Yisrael Beiteinu Chairman Avigdor Lieberman criticized the Justice Ministry on Monday for being a ‘serial suspect’ since 1996. Claims investigation were held in violation of rules, as if to hinder his eligibility for premiership

 

“I’ve been a ‘serial suspect’ and a ‘favorite’ of the Investigations and Prosecutions Branch since 1996. The investigations were held in violation of rules, in persecution by blackmail and threats of those around me” - Lieberman said in a press conference he held in Beit Sokoloff in Tel Aviv.

 

Lieberman added that “the police have no excuse to drag out the investigation. Ten years is enough time to serve an indictment. If they can’t so that – they should close the case.” Lieberman said he will ask Attorney General Menachem Mazuz to end the investigation and if that doesn’t suffice, he will approach the High Court.”

 

Lieberman also said he heard one of the investigators say that the police wanted to arrest him so that he would not be eligible for premiership. If that turns out to be true, Lieberman vows he will approach Mazuz and ask him to disqualify that investigation team: “I will not be a subject of targeted killing or a politician on probation.”

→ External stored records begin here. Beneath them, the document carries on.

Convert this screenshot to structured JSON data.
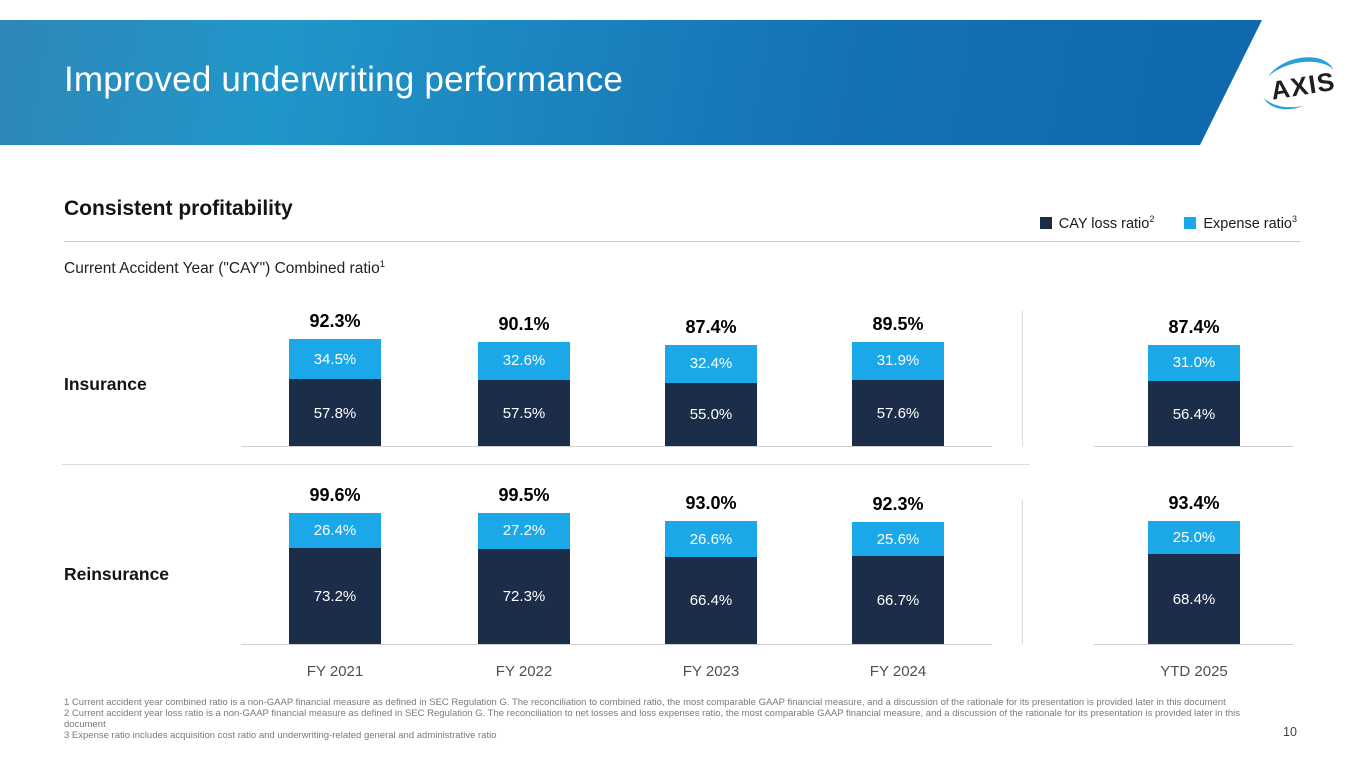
{
  "slide": {
    "title": "Improved underwriting performance",
    "logo_text": "AXIS",
    "page_number": "10"
  },
  "section": {
    "heading": "Consistent profitability"
  },
  "legend": [
    {
      "label": "CAY loss ratio",
      "superscript": "2",
      "color": "#1C2D4A"
    },
    {
      "label": "Expense ratio",
      "superscript": "3",
      "color": "#1BA8E8"
    }
  ],
  "chart_data": {
    "type": "bar",
    "stacked": true,
    "title": "Current Accident Year (\"CAY\") Combined ratio",
    "title_superscript": "1",
    "unit": "%",
    "legend_position": "top-right",
    "grid": false,
    "categories": [
      "FY 2021",
      "FY 2022",
      "FY 2023",
      "FY 2024",
      "YTD 2025"
    ],
    "rows": [
      {
        "label": "Insurance",
        "totals": [
          "92.3%",
          "90.1%",
          "87.4%",
          "89.5%",
          "87.4%"
        ],
        "total_values": [
          92.3,
          90.1,
          87.4,
          89.5,
          87.4
        ],
        "series": [
          {
            "name": "CAY loss ratio",
            "color": "#1C2D4A",
            "values": [
              57.8,
              57.5,
              55.0,
              57.6,
              56.4
            ],
            "labels": [
              "57.8%",
              "57.5%",
              "55.0%",
              "57.6%",
              "56.4%"
            ]
          },
          {
            "name": "Expense ratio",
            "color": "#1BA8E8",
            "values": [
              34.5,
              32.6,
              32.4,
              31.9,
              31.0
            ],
            "labels": [
              "34.5%",
              "32.6%",
              "32.4%",
              "31.9%",
              "31.0%"
            ]
          }
        ]
      },
      {
        "label": "Reinsurance",
        "totals": [
          "99.6%",
          "99.5%",
          "93.0%",
          "92.3%",
          "93.4%"
        ],
        "total_values": [
          99.6,
          99.5,
          93.0,
          92.3,
          93.4
        ],
        "series": [
          {
            "name": "CAY loss ratio",
            "color": "#1C2D4A",
            "values": [
              73.2,
              72.3,
              66.4,
              66.7,
              68.4
            ],
            "labels": [
              "73.2%",
              "72.3%",
              "66.4%",
              "66.7%",
              "68.4%"
            ]
          },
          {
            "name": "Expense ratio",
            "color": "#1BA8E8",
            "values": [
              26.4,
              27.2,
              26.6,
              25.6,
              25.0
            ],
            "labels": [
              "26.4%",
              "27.2%",
              "26.6%",
              "25.6%",
              "25.0%"
            ]
          }
        ]
      }
    ]
  },
  "footnotes": [
    "1 Current accident year combined ratio is a non-GAAP financial measure as defined in SEC Regulation G. The reconciliation to combined ratio, the most comparable GAAP financial measure, and a discussion of the rationale for its presentation is provided later in this document",
    "2 Current accident year loss ratio is a non-GAAP financial measure as defined in SEC Regulation G. The reconciliation to net losses and loss expenses ratio, the most comparable GAAP financial measure, and a discussion of the rationale for its presentation is provided later in this document",
    "3 Expense ratio includes acquisition cost ratio and underwriting-related general and administrative ratio"
  ]
}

Lieberman at Tel-Aviv press conference (Photo: Yaron Brener)

 

Internal Security Minister Avi Dichter said in response that he is backing up the police’s Investigations and Prosecutions Branch and is certain that the branch’s heads and investigators are conducting a professional investigation. “If MK Lieberman has any concrete complains, I’m sure he knows where to direct them.”

 

No Indictment in Sight

The Tel Aviv District Court postponed Lieberman’s appeal a month ago, allowing the police to use materials found in Lieberman’s Attorney’s office. The decision said: “an alarming scenario indicates alleged involvement of the MK, his daughter and his attorney Yoav Meni in acts that are beyond criminal.”

 

The former minister’s daughter, Michal Lieberman, was taken for questioning last January by the National Fraud Unit in Bat Yam.  The investigation has taken a new turn recently, when police investigators discovered bank accounts under her name in Israel and abroad.

 

According to police estimations, hundreds of thousands of Shekels were transferred to those accounts. According to suspicions, those were bribery monies Lieberman the father had received from businessmen.

 

In 1999, the state comptroller published a report indicating infractions violating the Funds for Election Propaganda Law on behalf of Yisrael Beiteinu. Following the report, an investigation was opened in February 2001, in which Lieberman himself was questioned.

 

In 2005, the police handed over the case to the State Prosecutor's Office for review and decision making purposes, but just then, additional material arrived – some of it from legal investigation held abroad – and the Attorney General instructed the police to reopen the case. The investigation was renewed in April 2006.

 

“This case involves legal investigation procedures from various countries,” the Justice Ministry reported, adding that “as such, these procedures take longer and are not in the Ministry’s control.”

 

Last April, Lieberman was interviewed under caution at the National Fraud Unit as suspected of receiving bribery from tycoon Martin Schlaf, who was a prominent figure in the Cyril Keren affair and the funds allegedly transferred to the Sharon family. Yisrael Beiteinu Chairman is also suspected of receiving unreported funds through his fictitious bank accounts in Cyprus.